The only cars left in Karaleti are the few shells of recently burned wrecks.Marina's house was ransacked and a store room burned while she hid at a neighbor's. Locals claim only a few citizens were actually killed, although Ms. Bibilashvili says that some young men were rounded up and taken away. The number could not be verified.

Georgian villages ransacked

Georgian villages north of the South Ossetian capital of Tskhinvali did not fare as well. Rena Effendi, a freelance photographer who just returned from a Russian-sponsored journalist tour of the Georgian breakaway region, recalls the overwhelming stench of burning bodies as she traveled south from the town of Kurta.

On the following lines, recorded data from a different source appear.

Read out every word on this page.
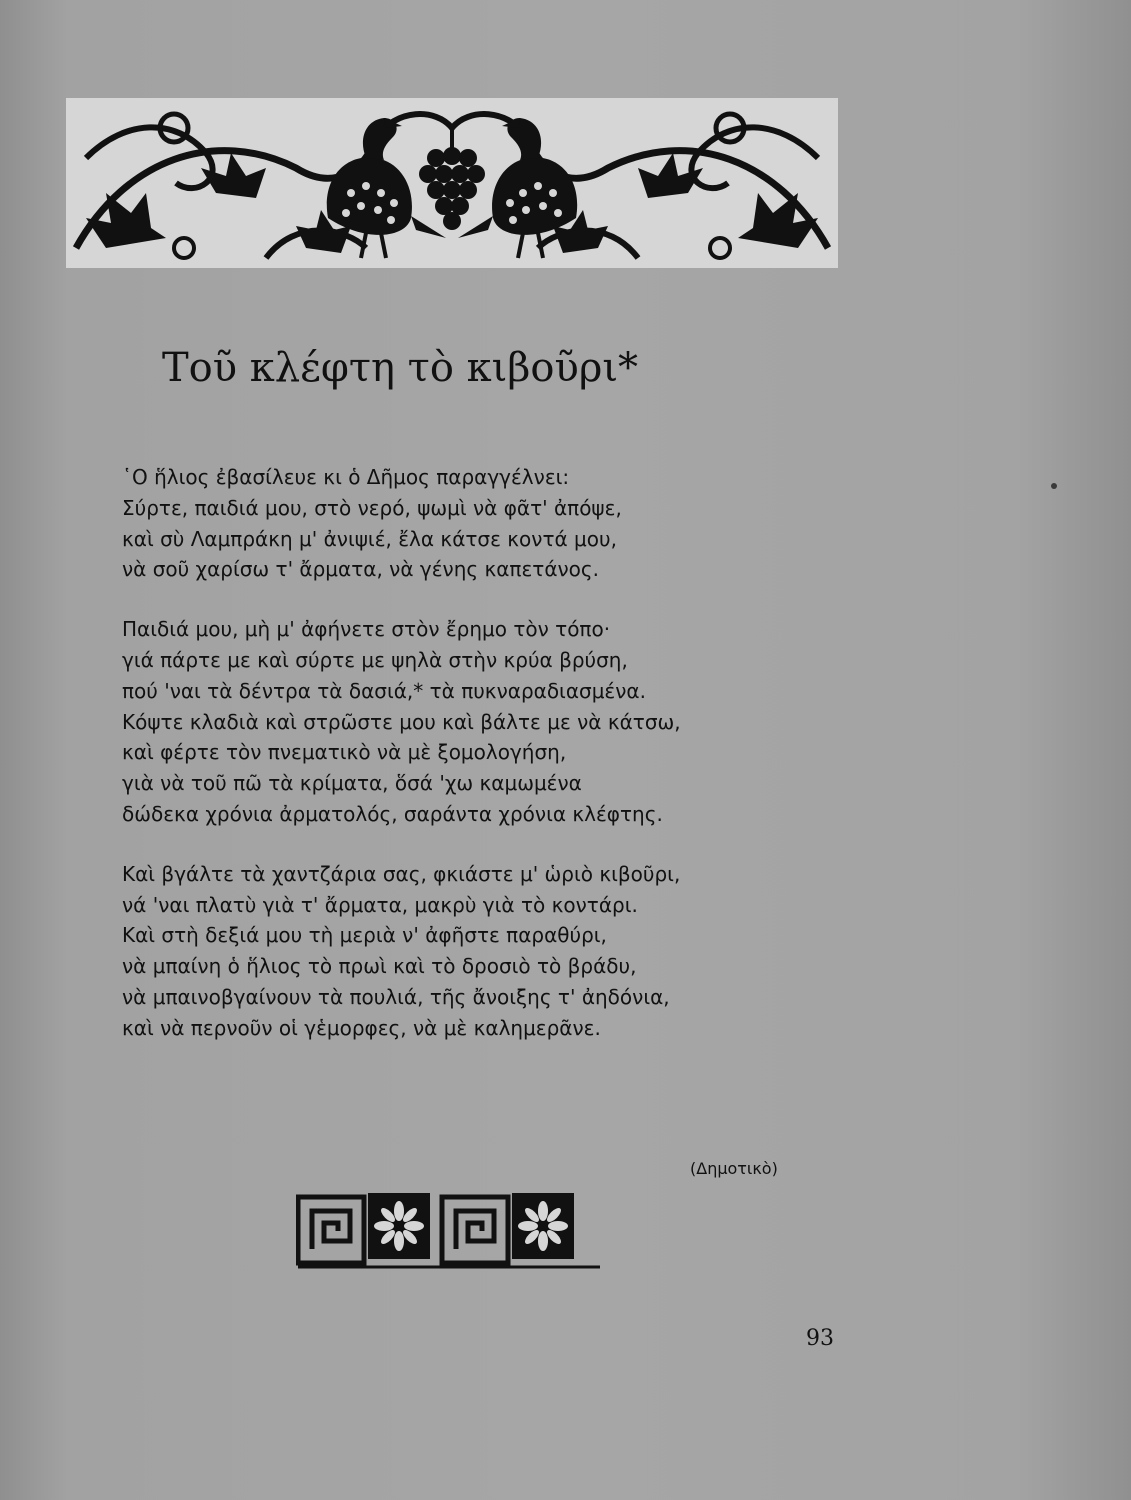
Τοῦ κλέφτη τὸ κιβοῦρι*
῾Ο ἥλιος ἐβασίλευε κι ὁ Δῆμος παραγγέλνει:
Σύρτε, παιδιά μου, στὸ νερό, ψωμὶ νὰ φᾶτ' ἀπόψε,
καὶ σὺ Λαμπράκη μ' ἀνιψιέ, ἔλα κάτσε κοντά μου,
νὰ σοῦ χαρίσω τ' ἄρματα, νὰ γένης καπετάνος.
Παιδιά μου, μὴ μ' ἀφήνετε στὸν ἔρημο τὸν τόπο·
γιά πάρτε με καὶ σύρτε με ψηλὰ στὴν κρύα βρύση,
πού 'ναι τὰ δέντρα τὰ δασιά,* τὰ πυκναραδιασμένα.
Κόψτε κλαδιὰ καὶ στρῶστε μου καὶ βάλτε με νὰ κάτσω,
καὶ φέρτε τὸν πνεματικὸ νὰ μὲ ξομολογήση,
γιὰ νὰ τοῦ πῶ τὰ κρίματα, ὅσά 'χω καμωμένα
δώδεκα χρόνια ἀρματολός, σαράντα χρόνια κλέφτης.
Καὶ βγάλτε τὰ χαντζάρια σας, φκιάστε μ' ὡριὸ κιβοῦρι,
νά 'ναι πλατὺ γιὰ τ' ἄρματα, μακρὺ γιὰ τὸ κοντάρι.
Καὶ στὴ δεξιά μου τὴ μεριὰ ν' ἀφῆστε παραθύρι,
νὰ μπαίνη ὁ ἥλιος τὸ πρωὶ καὶ τὸ δροσιὸ τὸ βράδυ,
νὰ μπαινοβγαίνουν τὰ πουλιά, τῆς ἄνοιξης τ' ἀηδόνια,
καὶ νὰ περνοῦν οἱ γἑμορφες, νὰ μὲ καλημερᾶνε.
(Δημοτικὸ)
93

"There was nothing left of the village. Many homes were still burning," she says. "I'll never forget that smell."

Dazed ethnic Georgian refugees tell stories of how they hid in basements while Ossetian and Chechen marauders ransacked their possessions, of neighbors being shot and of homes being torched.

Those who could ran with nothing but the clothes on their backs while those too old and feeble remained behind.

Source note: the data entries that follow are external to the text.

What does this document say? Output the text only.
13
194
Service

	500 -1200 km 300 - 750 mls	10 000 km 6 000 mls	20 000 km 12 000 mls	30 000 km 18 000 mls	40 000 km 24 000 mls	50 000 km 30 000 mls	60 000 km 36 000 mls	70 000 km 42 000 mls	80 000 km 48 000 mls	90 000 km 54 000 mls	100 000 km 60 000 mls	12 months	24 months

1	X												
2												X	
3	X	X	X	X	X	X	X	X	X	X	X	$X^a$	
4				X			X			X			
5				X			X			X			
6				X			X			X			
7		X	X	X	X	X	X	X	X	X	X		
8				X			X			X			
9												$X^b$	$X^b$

"They poured gasoline on houses and lit them on fire every day," says Alexi Datashvili, one of some two dozen elderly and feeble residents who fled to Gori from the Georgian villages of Tamarsheni, Khekvi, Achaveli, and Kurta.

"The Russians were normal. The Ossetians stole cows, pianos, cars... and killed everything. There is not a person, a dog, a chicken left alive," Mr. Datashvili grieved. "It's genocide."

Russia's Ministry of Extraordinary Situations evacuated these residents and bused them to an abandoned orphanage in Gori, where they were given boxes of humanitarian aid.

Presently, the most pressing problem for Georgians in Gori, and more so for those in the villages, is access to food. Organizations like the Red Cross and UNHCR complain that having no security guarantees prevents them from delivering food and medicines to the villages. UNCHR spokeswoman, Lita Sunjit, estimated that some 30,000 families around Gori cannot receive aid. "All South Ossetia is cut off from us," Sunjit said.

In Gori, people struggle in chaotic lines at various distribution points for staples like bread and pasta, but the residents of Karateli, effectively cut off from Gori, have no such luxury.

Malkhaz Koletashvili, one of the eight that emerged red-eyed from a garage declared, "there are no shops. We have no flour, no salt, no bread. We are hungry."